Il dolore allo stomaco aumentò velocemente e lo portò ad avvertire forti fitte che divennero pian piano nausee, cercò anche di reprimerle più volte ma non c'era nulla da fare. Virò lo sguardo verso la piccola sveglia che aveva accanto: segnava le due e mezza del mattino. Ebbe un senso di conato e, capendo cosa stesse per accadere, si sbrigò a voltarsi col busto per premere il pulsante della luce vicino alla testata del suo letto, poi quello d'emergenza che avrebbe fatto squillare un piccolo allarme presente dietro il bancone dell'infermiere di servizio. Le nausee aumentavano, la testa gli girava e sporse il capo dal letto con il viso rivolto al pavimento. Tossì. Non poteva alzarsi con tanta fretta da solo, ci sarebbe riuscito se l'avesse fatto lentamente ma, con la massima urgenza, necessitava di un equilibrio che solo delle stampelle avrebbero potuto offrirgli.
"Barbara!" Chiamò lievemente, ma non lo avrebbe sentito neanche una mosca. Provò invano a scendere ma scivolò parandosi con le mani.
"Dottoressa Foster!" Gridò un'altra volta prima di rigettare.
Arrivò l'infermiera correndo e, vedendolo così, non perse tempo nell'aiutarlo a rialzarsi.

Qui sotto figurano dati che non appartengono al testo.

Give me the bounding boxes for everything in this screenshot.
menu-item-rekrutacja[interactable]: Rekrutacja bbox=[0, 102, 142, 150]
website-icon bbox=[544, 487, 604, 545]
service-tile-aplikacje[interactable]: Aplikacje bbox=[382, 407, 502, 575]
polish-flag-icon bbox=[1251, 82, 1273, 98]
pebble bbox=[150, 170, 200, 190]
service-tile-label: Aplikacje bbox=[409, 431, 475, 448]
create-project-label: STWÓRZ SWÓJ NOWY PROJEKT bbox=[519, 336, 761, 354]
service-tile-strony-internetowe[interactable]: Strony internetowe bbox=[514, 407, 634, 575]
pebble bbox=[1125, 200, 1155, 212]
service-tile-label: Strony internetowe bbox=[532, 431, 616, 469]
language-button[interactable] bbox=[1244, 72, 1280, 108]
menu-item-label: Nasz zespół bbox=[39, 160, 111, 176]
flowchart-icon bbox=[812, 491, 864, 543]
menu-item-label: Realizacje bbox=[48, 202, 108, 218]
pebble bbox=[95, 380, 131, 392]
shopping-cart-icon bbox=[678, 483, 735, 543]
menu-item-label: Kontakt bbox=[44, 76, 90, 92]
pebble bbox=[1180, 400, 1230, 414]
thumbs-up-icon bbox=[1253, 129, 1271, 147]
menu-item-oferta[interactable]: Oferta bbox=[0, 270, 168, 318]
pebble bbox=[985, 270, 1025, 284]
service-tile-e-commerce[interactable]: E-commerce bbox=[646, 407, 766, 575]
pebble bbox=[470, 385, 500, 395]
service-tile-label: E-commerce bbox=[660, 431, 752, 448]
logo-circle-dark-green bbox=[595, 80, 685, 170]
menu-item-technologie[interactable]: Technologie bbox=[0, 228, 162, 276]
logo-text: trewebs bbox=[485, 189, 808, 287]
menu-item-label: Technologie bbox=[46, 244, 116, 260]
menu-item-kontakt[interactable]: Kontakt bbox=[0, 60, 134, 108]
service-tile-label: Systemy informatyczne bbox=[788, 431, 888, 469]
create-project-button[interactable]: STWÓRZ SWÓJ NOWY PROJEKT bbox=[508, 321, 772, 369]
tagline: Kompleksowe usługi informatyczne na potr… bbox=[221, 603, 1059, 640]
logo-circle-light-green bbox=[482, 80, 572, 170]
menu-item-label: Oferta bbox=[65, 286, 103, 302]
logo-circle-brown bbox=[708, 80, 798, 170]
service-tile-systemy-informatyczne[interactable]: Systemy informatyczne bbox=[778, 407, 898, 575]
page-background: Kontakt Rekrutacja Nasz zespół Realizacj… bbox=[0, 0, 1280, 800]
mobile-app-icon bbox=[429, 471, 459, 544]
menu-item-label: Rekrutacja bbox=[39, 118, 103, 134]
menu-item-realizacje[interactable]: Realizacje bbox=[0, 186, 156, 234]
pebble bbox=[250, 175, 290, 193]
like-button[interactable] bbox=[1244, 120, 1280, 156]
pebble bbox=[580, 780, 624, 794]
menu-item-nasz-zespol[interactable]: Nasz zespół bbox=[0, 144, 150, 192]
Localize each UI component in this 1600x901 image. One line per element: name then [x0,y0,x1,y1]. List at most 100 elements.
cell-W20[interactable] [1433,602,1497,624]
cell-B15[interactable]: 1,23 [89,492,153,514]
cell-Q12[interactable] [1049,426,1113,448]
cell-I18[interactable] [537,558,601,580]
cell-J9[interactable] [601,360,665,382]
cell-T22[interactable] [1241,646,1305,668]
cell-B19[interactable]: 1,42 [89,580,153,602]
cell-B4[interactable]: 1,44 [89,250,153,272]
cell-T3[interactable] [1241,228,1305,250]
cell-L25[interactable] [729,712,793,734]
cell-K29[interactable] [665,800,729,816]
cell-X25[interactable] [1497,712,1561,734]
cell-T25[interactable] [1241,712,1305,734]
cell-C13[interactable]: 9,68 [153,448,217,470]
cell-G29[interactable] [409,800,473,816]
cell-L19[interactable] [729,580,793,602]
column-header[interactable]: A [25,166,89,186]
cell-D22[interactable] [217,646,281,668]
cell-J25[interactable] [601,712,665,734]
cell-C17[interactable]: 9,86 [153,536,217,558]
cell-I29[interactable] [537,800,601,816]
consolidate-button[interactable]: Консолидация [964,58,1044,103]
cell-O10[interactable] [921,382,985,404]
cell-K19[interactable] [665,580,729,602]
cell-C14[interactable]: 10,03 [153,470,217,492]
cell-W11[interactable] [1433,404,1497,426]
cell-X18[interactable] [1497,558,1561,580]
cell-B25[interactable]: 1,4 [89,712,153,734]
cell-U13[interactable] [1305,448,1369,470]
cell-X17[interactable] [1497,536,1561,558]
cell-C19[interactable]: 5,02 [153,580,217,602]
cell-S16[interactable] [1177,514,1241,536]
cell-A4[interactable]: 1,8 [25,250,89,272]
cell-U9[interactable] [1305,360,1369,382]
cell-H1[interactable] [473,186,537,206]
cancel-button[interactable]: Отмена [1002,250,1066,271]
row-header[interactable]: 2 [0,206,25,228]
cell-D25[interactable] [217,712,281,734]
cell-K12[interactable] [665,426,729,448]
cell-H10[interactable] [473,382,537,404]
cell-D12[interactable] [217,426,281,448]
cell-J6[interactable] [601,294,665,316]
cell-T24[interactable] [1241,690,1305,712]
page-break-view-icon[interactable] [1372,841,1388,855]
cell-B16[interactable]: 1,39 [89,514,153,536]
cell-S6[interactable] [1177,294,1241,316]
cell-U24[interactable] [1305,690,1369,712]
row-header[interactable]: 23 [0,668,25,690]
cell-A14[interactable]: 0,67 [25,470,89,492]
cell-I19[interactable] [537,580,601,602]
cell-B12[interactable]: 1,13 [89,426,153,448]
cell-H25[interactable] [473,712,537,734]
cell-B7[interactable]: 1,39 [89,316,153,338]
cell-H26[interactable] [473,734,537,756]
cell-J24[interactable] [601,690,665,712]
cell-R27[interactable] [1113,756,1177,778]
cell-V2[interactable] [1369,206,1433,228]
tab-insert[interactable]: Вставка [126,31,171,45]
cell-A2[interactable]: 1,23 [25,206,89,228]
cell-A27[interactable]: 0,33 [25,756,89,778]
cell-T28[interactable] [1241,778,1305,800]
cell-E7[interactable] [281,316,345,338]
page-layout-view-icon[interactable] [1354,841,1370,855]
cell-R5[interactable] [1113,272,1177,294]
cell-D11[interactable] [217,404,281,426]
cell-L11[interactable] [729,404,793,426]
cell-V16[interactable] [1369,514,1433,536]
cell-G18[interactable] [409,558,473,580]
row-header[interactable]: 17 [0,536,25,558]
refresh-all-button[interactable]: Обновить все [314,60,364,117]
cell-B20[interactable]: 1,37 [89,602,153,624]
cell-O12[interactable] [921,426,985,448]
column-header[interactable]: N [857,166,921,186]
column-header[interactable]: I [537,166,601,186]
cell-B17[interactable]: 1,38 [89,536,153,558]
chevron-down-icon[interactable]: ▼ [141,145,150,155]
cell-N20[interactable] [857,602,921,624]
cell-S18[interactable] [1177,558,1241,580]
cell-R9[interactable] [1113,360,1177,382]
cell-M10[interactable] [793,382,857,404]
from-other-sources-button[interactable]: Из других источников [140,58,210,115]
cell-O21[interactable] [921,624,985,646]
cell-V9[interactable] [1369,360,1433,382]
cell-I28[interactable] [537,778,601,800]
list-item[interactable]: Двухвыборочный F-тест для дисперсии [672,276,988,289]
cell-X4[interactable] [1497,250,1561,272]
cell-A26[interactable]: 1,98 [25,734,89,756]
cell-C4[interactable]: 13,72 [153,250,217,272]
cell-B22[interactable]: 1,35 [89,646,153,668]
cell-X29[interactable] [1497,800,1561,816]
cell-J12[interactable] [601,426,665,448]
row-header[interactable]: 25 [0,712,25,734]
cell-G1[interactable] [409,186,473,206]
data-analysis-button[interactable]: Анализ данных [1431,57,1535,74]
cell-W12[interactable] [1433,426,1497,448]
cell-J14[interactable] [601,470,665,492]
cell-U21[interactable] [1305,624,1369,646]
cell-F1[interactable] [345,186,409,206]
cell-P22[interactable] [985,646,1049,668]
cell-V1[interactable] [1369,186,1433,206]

"No, devi restare a letto! Non puoi sforzare la gamba lo sai."
"Barb... Scusa." Sussurrò mentre la donna lo aiutava a poggiarsi con un braccio sulla sua spalla. Solo allora ella notò il rigetto.
"Non fa niente, non fa niente..." Rispose con un filo di voce: con fare materno gli scostò i capelli attaccati alla fronte sudata e pian piano, zoppicando e rischiando di cadere dalla fretta, il cantante riuscì con quel prezioso aiuto ad uscire dalla stanza e ad entrare nel primo bagno che incontrarono. Probabilmente era quello delle donne o dei disabili, ma in quel momento poco importava. Barbara si sbrigò ad alzargli la tavoletta di un water e, accasciandosi, l'uomo vomitò tutto quello che aveva in corpo.